Créer une société open source exige excellence opérationnelle et endurance, et pas simplement des génies du piratage informatique ambitionnant de détrôner VMware. Les start-up et les capital-risqueurs qui misent tout sur la stratégie d’innovation sont voués à l’échec, alors que ceux qui privilégient l’expertise ― et donc la stratégie open source ― sauvent leur mise. C’est du moins ce que nous observons dans l’univers OpenStack. 

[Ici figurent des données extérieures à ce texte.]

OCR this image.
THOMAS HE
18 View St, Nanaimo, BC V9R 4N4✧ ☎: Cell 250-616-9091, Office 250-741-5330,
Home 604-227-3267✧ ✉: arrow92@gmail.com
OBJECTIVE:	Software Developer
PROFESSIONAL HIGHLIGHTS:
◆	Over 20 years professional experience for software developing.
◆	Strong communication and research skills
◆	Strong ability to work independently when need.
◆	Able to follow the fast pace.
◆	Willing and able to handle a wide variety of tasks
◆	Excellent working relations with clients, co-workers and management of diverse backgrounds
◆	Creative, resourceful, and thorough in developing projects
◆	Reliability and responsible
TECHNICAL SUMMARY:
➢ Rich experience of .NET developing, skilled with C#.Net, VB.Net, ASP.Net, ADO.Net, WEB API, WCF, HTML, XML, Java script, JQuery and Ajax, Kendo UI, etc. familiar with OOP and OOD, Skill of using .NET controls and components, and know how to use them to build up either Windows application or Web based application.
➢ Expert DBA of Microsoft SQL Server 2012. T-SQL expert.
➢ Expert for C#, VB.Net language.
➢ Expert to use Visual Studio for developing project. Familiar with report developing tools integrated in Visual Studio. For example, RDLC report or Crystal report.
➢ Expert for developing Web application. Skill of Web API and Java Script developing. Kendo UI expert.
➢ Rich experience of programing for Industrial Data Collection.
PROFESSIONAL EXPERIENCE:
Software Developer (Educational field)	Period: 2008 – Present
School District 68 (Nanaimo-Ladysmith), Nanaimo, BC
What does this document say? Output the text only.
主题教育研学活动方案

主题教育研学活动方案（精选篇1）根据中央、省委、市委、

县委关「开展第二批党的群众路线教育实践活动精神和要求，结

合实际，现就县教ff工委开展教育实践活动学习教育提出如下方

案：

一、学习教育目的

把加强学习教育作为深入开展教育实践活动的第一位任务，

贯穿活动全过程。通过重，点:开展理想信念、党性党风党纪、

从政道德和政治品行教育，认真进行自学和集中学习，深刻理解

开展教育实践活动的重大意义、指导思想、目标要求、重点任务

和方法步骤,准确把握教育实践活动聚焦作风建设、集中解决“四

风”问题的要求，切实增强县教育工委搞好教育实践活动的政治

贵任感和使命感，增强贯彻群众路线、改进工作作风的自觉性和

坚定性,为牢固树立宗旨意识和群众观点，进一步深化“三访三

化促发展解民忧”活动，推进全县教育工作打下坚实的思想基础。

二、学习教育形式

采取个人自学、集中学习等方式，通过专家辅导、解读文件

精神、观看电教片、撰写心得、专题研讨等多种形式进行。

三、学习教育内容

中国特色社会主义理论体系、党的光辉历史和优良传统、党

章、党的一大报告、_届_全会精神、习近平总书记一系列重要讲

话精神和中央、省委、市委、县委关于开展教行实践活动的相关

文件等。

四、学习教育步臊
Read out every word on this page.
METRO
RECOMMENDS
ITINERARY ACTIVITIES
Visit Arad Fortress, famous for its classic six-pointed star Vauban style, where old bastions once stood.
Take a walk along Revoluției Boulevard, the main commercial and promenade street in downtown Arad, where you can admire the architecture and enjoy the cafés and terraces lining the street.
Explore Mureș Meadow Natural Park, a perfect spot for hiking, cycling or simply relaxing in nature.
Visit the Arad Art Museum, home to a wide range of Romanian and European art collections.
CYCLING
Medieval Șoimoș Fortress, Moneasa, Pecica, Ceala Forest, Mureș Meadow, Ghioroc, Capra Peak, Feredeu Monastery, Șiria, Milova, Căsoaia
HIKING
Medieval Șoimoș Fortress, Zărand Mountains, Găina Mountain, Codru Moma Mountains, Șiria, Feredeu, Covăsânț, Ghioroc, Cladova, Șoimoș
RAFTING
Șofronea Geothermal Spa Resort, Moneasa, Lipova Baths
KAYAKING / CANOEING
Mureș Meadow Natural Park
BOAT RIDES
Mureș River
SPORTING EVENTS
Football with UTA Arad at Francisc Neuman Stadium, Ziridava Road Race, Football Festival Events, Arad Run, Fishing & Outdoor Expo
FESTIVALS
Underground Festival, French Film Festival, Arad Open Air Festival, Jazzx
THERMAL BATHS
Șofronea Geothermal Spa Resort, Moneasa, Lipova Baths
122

Prédire la fin prochaine d’OpenStack, c’est certes faire la une des journaux, mais surtout méconnaître la situation actuelle de cet écosystème. Car ces sociétés enregistrent une progression constante de leur chiffre d’affaires et de leurs missions. Red Hat, Mirantis, HP, IBM, Huawei et Cisco commercialisent avec succès leurs propres versions d’OpenStack. 

Plusieurs clients dynamiques (PayPal, Symantec, Workday, Bloomberg, Wells Fargo, AT&T et Walmart) n’ont pas hésité à annoncer publiquement leurs initiatives OpenStack et de nombreuses autres sont d’ailleurs en cours. Il existe un réseau très actif de start-up qui, soit se concentrent sur un aspect particulier d’OpenStack ― comme SwiftStack, MetaCloud (racheté par Cisco aux environs de 200 millions de dollars d’après les rumeurs) et BlueBox ― soit créent essentiellement des composants pour OpenStack ― comme Ceph (acquis par Red Hat pour près de 200 millions de dollars), Contrail Systems (racheté par Juniper 176 millions de dollars), Midokura, Akanda et SolidFire. 

Je pourrais citer de nombreux autres exemples corroborant cette montée en puissance d’OpenStack mais, en définitive, le fait est que le marché OpenStack est vigoureux et florissant. Autrement dit, ici, c’est l’arbre qui cache la forêt.